The heart of a young woman – age 38 – safe from the risk of heart attack. A case “solved with the ‘consultancy’ of Doctor Ai”. It is not the story of a hospital of the future, where you can imagine machines and real doctors working side by side in everyday life. But it happens today, in Italy, in the hemodynamics laboratory of a healthcare facility: artificial intelligence allows the specialist to see something that was practically invisible at first examination. It is an exemplary case that photographs the hi-tech revolution underway in medicine. This was reported to Adnkronos Salute by Giovanni Esposito, president of Gise and director of the Uoc of Cardiology, Hemodynamics and Utic of the Federico II University Hospital of Naples.
“Recently it happened to me that I had a young patient who had pain and had already gone to hospital several times. We subjected her to coronary angiography and essentially she seemed to have nothing – explains the expert – So we decided to investigate further” with further tests of diagnostic imaging “and from the analysis of the advanced imaging with artificial intelligence we discovered that he had a coronary dissection”, in practice the innermost layer of the vessel was torn. “Which – explains Esposito – obviously involves an important diagnosis because coronary dissection, if all the necessary procedures are not undertaken, can also lead to the closure” of the vessel itself “and to a heart attack”.

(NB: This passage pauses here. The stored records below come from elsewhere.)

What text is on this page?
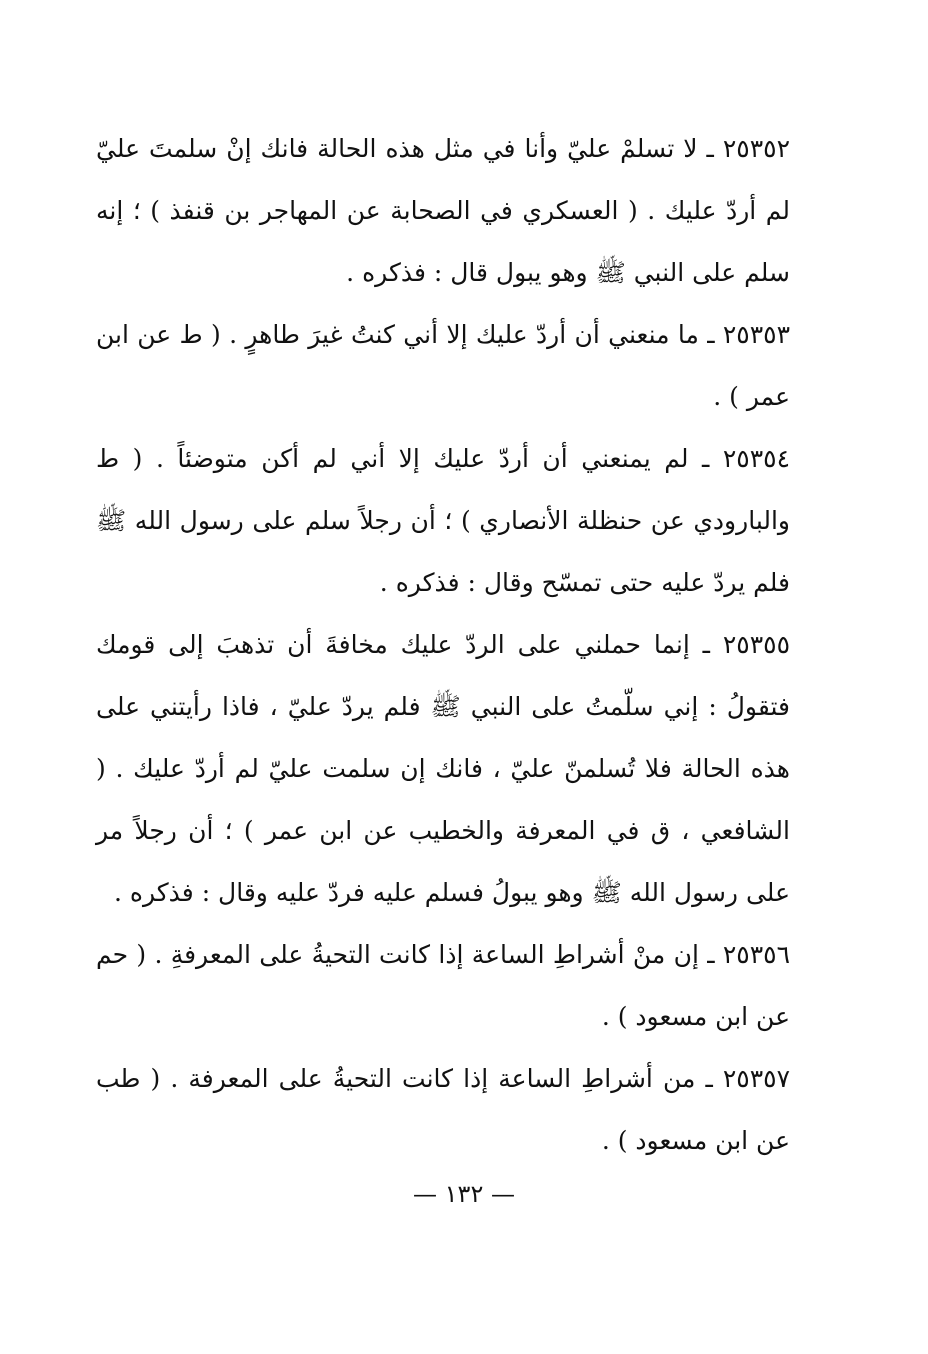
٢٥٣٥٢ ـ لا تسلمْ عليّ وأنا في مثل هذه الحالة فانك إنْ سلمتَ عليّ لم أردّ عليك . ( العسكري في الصحابة عن المهاجر بن قنفذ ) ؛ إنه سلم على النبي ﷺ وهو يبول قال : فذكره .

٢٥٣٥٣ ـ ما منعني أن أردّ عليك إلا أني كنتُ غيرَ طاهرٍ . ( ط عن ابن عمر ) .

٢٥٣٥٤ ـ لم يمنعني أن أردّ عليك إلا أني لم أكن متوضئاً . ( ط والبارودي عن حنظلة الأنصاري ) ؛ أن رجلاً سلم على رسول الله ﷺ فلم يردّ عليه حتى تمسّح وقال : فذكره .

٢٥٣٥٥ ـ إنما حملني على الردّ عليك مخافةَ أن تذهبَ إلى قومك فتقولُ : إني سلّمتُ على النبي ﷺ فلم يردّ عليّ ، فاذا رأيتني على هذه الحالة فلا تُسلمنّ عليّ ، فانك إن سلمت عليّ لم أردّ عليك . ( الشافعي ، ق في المعرفة والخطيب عن ابن عمر ) ؛ أن رجلاً مر على رسول الله ﷺ وهو يبولُ فسلم عليه فردّ عليه وقال : فذكره .

٢٥٣٥٦ ـ إن منْ أشراطِ الساعة إذا كانت التحيةُ على المعرفةِ . ( حم عن ابن مسعود ) .

٢٥٣٥٧ ـ من أشراطِ الساعة إذا كانت التحيةُ على المعرفة . ( طب عن ابن مسعود ) .

— ١٣٢ —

A case of hi-tech prevention. “The protagonist woman is 38 years old. Unfortunately it is often especially in these patients that dissections are more frequent”, but in these patients it always happens that “the diagnosis becomes more difficult. AI helps above all in these more complex cases”, highlights Esposito. The expert explained to the patient saved with the help of the algorithm that “today we have technologies available that could not be used until a few years ago”. These “support us in the diagnosis, which is much more precise, detailed and reliable than in the past”.
Dr. Ai’s added value is even more significant if we consider the gender gap that disadvantages women’s hearts. The potential of technology is one of the topics that will be covered by the Italian Society of Interventional Cardiology (Gise) on the occasion of the 44th National Congress, in Milan from 3 to 6 October. “Until now, patient access to digital information was mainly linked to sources that were not well controllable, such as Google and other search engines and there was no possibility of verification and filtering – reasons Esposito – With the Ai protocols which are available today you can have access to much more controlled information, and there are possibilities of anticipating symptoms or pathologies or resolving complex diagnostic situations. The patient, then, can obtain general information that has a more reliable source than uncontrolled information” .
AI “can be an ally of the heart of women, for whom the symptoms are more complex and there is an underestimation of those alarm bells that are more easily alarmed in men. In this context, intelligence artificial has the advantage of helping to evaluate in a much more objective way, minimizing the interpretative part”. The way is therefore opened “for more objective evaluations of what the diagnostic options may be. AI – highlights Esposito – could therefore be of help to women in this sense, it certainly reduces the diagnostic gap a little which in this there is a moment.”
Symptoms are often interpreted differently, depending on the sex of the patient, the specialist reasons. “If at the age of 45 a man says he has pain in his chest and arm, he thinks it’s a heart attack, if a woman of the same age tells it, it happens less often and this creates difficulties. With information based on objective symptoms and the help of the Ai who gives a scientific nature to the information that is submitted, the gender gap can be significantly reduced. There is a lot of data in the literature that illustrates the problem: the time after which a woman goes to the emergency room in the presence of chest pain is much longer longer than in men. The case of aortic stenosis is significant: in women the diagnosis is often much later than in men. If a 75-year-old patient has shortness of breath, we more often think of a respiratory, pneumological problem. “Man, on the other hand, immediately thinks about the cardiovascular part and subjects him to a control ultrasound, which for her is done much later. Therefore – he concludes – there is a diagnostic delay not only in heart attacks, but also in valvular pathologies” .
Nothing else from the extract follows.